The rest of the day was fairly benign. Eventually I left the hospital at 6pm and then came home with the intent of finishing my journal club presentation in 2 hours and then maybe making it to the climbing gym. Sadly, it ended up taking about 4 hours. That being said, I haven't sat down and worked on producing something, even something as stupid as a write-up for journal club, in a long time. It felt kind of good. Maybe getting into research and this national stage will actually be a good thing.

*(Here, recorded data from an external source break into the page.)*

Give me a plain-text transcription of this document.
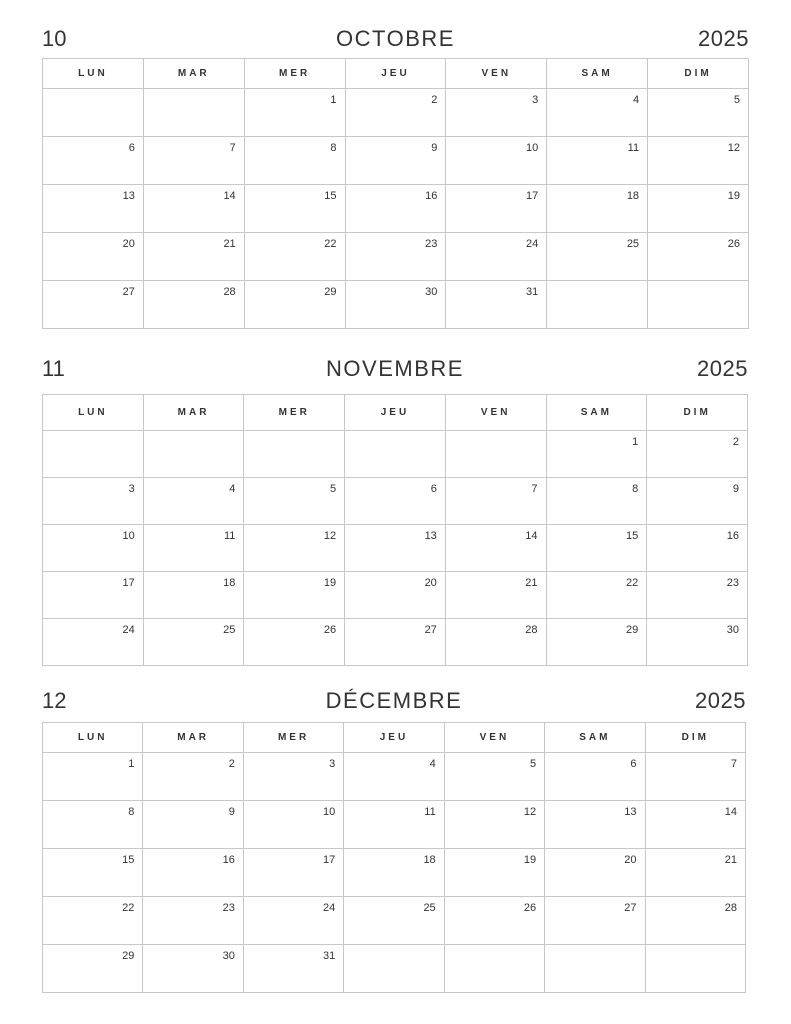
10	OCTOBRE	2025
LUN	MAR	MER	JEU	VEN	SAM	DIM

		1	2	3	4	5

6	7	8	9	10	11	12

13	14	15	16	17	18	19

20	21	22	23	24	25	26

27	28	29	30	31		

11	NOVEMBRE	2025
LUN	MAR	MER	JEU	VEN	SAM	DIM

					1	2

3	4	5	6	7	8	9

10	11	12	13	14	15	16

17	18	19	20	21	22	23

24	25	26	27	28	29	30
12	DÉCEMBRE	2025
LUN	MAR	MER	JEU	VEN	SAM	DIM

1	2	3	4	5	6	7

8	9	10	11	12	13	14

15	16	17	18	19	20	21

22	23	24	25	26	27	28

29	30	31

I also heard from "B" tonight. Not really sure what to make of it. She and her boyfriend separated because she still has feelings for me - we haven't been in contact in at least 2 weeks, spoken for over 4 weeks, or seen each other in maybe 2 months. Maybe he just broke up with her. Or maybe we like punishing each other. At this point, I don't even know how I feel. I certainly miss having someone around but I'm also looking at this as a point in my life where I'm trying to effect a positive change in my life. A moving forward. Looking inward to re-grow outward. Talking to people, learning (and remembering) names. People are people. I think i'll just keep my distance for the time being and see when, if ever, our paths ever cross again.

Tomorrow night ... I think I'll climb.

Rebirth.

I think that, in the last year or few, I've lost a bit of myself. I hate to blame, so I won't. Instead I'll simply say that I seem to have moved away from introspecting and have moved more towards simply passing time; or, more clearly, letting time pass me. I feel more like I'm letting my life pass me by. There are things that I used to do that I have just stopped. I want to remember them. I want to feel things I haven't felt in a long time: passion, excitement, trust, fear. I want to be able to talk to people again instead of the stilted topical conversations that seem to spring forth from my lack of insight or emotion. I want to think about the patients that I see as people; I want to think about their lives, their families, and how everything that I am doing, affects them. I want to re-connect with myself and with the world.

Yup, that's pretty vague but it's a start. Let's see if I can't write something each day. Let's see if I can't just formulate an opinion - something exciting, angry, optimistic, or conciliatory - but still *something*.